Federal or state governments dictate what must be covered by private plans. If the government mandates specific coverages, insurers have to adjust their calculations, and that ultimately will affect the premiums that they charge as well.
Ironically, one reason that healthcare provider costs have increased may be because of healthcare insurance itself. Insurance plans originally paid whatever the “cost” was, which encouraged providers to mark costs up. Then insurers tried to find other ways to control costs. This has resulted in a very gamified system where providers try to find creative ways to get insurers to pay more, while insurers try to find creative ways not to pay.

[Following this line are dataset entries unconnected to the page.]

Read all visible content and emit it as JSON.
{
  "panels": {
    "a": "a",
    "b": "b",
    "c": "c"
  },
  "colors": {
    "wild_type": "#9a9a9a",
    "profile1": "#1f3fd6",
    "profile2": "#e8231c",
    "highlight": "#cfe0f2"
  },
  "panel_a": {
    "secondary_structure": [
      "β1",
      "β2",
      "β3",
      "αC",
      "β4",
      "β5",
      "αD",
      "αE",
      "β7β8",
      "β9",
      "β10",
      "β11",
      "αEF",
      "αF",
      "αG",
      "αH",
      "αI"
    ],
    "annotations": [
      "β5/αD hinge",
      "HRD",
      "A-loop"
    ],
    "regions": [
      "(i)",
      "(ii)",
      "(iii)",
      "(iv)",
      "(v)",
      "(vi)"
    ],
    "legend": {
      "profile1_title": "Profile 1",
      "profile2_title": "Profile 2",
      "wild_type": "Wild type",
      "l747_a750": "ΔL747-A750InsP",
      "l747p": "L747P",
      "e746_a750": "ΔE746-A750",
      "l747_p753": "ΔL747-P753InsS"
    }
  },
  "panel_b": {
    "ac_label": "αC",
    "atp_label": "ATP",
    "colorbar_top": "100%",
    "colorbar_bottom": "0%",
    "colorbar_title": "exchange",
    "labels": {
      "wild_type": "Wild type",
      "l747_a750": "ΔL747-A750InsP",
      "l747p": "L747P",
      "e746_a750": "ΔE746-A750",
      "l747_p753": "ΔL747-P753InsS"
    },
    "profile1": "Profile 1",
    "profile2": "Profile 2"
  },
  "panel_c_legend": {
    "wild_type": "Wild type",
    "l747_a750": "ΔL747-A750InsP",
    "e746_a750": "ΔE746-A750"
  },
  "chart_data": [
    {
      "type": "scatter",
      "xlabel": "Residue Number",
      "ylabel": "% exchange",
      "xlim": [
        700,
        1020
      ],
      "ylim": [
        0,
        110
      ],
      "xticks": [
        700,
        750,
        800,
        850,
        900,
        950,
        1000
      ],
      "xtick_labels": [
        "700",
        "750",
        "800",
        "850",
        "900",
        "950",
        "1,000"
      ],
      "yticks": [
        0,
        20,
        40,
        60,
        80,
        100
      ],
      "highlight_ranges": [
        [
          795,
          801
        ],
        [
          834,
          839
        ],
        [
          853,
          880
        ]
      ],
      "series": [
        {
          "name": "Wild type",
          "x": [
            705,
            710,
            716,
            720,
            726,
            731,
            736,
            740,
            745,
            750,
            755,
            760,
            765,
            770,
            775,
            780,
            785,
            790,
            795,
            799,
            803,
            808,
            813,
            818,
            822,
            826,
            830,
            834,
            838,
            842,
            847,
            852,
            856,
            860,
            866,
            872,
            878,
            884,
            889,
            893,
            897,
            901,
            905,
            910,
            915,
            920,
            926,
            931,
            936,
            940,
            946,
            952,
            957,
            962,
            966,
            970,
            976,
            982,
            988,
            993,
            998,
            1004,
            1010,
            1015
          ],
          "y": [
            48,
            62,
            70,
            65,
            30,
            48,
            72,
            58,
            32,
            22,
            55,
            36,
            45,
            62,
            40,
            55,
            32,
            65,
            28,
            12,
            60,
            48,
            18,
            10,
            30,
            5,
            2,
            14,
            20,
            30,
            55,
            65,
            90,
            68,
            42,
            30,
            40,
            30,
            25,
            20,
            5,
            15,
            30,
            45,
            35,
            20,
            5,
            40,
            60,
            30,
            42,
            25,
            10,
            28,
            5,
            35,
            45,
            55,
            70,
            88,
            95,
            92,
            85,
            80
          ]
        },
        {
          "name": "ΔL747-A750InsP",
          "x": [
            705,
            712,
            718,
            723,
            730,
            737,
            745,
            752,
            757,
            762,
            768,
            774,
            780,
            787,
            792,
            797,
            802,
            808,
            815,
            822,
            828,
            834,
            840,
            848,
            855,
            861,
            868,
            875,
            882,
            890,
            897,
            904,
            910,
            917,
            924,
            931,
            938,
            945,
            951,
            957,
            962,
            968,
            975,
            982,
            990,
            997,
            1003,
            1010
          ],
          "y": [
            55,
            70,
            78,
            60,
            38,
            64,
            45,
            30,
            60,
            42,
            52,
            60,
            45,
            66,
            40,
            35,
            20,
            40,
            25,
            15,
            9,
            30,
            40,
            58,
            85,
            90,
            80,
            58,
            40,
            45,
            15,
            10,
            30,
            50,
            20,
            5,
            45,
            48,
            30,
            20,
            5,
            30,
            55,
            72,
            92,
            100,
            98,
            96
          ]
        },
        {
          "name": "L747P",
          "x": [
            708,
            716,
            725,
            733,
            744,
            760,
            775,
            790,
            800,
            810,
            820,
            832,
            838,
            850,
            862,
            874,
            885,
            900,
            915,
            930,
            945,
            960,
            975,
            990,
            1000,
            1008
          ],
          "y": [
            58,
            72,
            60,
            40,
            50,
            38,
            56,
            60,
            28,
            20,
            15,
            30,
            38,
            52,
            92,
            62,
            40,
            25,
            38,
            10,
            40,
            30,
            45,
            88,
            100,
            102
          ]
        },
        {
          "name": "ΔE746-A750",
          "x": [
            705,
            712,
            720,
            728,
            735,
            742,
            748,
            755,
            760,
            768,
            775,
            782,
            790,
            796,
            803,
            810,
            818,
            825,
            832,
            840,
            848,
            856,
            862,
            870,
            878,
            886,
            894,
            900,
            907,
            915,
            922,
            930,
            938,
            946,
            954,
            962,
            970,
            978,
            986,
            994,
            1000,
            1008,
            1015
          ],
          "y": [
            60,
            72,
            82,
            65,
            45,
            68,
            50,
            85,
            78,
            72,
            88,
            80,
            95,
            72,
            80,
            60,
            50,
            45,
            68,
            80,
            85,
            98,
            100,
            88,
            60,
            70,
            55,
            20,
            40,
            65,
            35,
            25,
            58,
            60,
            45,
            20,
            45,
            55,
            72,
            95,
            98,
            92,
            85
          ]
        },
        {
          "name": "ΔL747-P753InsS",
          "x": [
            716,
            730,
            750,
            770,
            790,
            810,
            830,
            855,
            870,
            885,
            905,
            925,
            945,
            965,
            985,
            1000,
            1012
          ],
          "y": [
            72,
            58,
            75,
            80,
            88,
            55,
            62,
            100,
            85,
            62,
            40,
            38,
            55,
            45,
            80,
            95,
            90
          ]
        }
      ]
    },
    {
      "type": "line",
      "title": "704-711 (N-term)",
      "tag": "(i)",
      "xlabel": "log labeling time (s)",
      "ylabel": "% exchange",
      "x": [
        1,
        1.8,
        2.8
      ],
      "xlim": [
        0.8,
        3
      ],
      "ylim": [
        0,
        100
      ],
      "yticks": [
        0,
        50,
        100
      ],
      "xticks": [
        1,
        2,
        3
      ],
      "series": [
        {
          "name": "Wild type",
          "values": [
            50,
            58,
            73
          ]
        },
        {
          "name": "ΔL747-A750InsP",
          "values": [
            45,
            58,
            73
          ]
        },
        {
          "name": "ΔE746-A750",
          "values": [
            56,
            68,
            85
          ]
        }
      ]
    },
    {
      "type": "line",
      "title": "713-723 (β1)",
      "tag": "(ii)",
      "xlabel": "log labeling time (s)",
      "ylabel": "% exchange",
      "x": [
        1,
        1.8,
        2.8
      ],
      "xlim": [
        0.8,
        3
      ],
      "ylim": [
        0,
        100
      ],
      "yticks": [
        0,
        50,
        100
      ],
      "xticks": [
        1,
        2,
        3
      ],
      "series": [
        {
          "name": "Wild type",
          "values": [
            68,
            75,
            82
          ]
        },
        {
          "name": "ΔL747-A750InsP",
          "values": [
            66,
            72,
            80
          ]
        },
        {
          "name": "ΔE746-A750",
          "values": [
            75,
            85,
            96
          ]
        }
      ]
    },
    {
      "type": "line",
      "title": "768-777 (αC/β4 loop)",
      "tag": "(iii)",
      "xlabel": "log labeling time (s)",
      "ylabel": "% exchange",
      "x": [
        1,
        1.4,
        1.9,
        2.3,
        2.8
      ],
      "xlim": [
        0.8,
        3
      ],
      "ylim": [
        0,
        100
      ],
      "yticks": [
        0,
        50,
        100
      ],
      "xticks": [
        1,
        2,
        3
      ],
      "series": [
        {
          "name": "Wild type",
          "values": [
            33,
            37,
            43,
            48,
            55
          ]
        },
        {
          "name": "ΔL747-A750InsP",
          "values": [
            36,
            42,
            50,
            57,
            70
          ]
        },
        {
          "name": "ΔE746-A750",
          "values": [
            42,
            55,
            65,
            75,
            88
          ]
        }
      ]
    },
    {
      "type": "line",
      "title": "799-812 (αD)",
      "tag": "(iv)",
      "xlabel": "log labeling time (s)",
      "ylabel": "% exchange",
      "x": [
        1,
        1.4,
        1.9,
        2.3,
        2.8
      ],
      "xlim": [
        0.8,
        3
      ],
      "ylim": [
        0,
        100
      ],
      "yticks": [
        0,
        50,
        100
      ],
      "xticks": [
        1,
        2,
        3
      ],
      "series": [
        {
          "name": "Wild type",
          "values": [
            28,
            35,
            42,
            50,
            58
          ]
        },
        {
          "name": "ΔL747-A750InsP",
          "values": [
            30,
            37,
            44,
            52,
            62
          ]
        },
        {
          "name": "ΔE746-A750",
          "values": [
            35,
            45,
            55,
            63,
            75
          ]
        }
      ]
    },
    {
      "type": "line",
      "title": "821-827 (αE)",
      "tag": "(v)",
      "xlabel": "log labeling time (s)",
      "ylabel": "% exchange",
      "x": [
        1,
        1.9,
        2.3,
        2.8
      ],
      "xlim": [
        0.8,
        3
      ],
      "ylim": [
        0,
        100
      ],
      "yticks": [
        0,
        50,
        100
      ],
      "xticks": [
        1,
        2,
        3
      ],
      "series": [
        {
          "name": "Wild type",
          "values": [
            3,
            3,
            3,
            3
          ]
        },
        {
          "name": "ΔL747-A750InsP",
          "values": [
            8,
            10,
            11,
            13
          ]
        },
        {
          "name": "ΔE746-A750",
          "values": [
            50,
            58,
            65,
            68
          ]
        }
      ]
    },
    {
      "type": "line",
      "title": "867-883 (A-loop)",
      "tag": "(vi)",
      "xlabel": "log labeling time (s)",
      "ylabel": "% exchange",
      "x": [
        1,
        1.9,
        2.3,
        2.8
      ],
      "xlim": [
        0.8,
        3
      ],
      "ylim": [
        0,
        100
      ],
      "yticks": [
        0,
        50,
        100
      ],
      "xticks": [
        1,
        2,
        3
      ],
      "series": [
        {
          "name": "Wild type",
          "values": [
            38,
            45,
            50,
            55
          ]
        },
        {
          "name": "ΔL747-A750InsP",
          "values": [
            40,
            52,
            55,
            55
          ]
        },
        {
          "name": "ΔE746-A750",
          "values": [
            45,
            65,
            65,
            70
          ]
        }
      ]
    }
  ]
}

Finally, the insurance system adds a new cost to the doctor/patient equation, the administrative cost of the insurance program itself. And, in at least the case of for-profit insurance companies, some profit has to be carved out too. Even a government-run insurance program has administrative overhead that has to be covered. All of this increases the cost of the insurance.
So where do we go from here? We can’t eliminate insurance and go back to everyone choosing to pay their own costs or do without care. We can’t ask everyone to quit being sick for a year (or two, or ten) while we build a new system from scratch. I don’t know what the solution is, but I do know that the starting point is to understand what we have, and how it works now.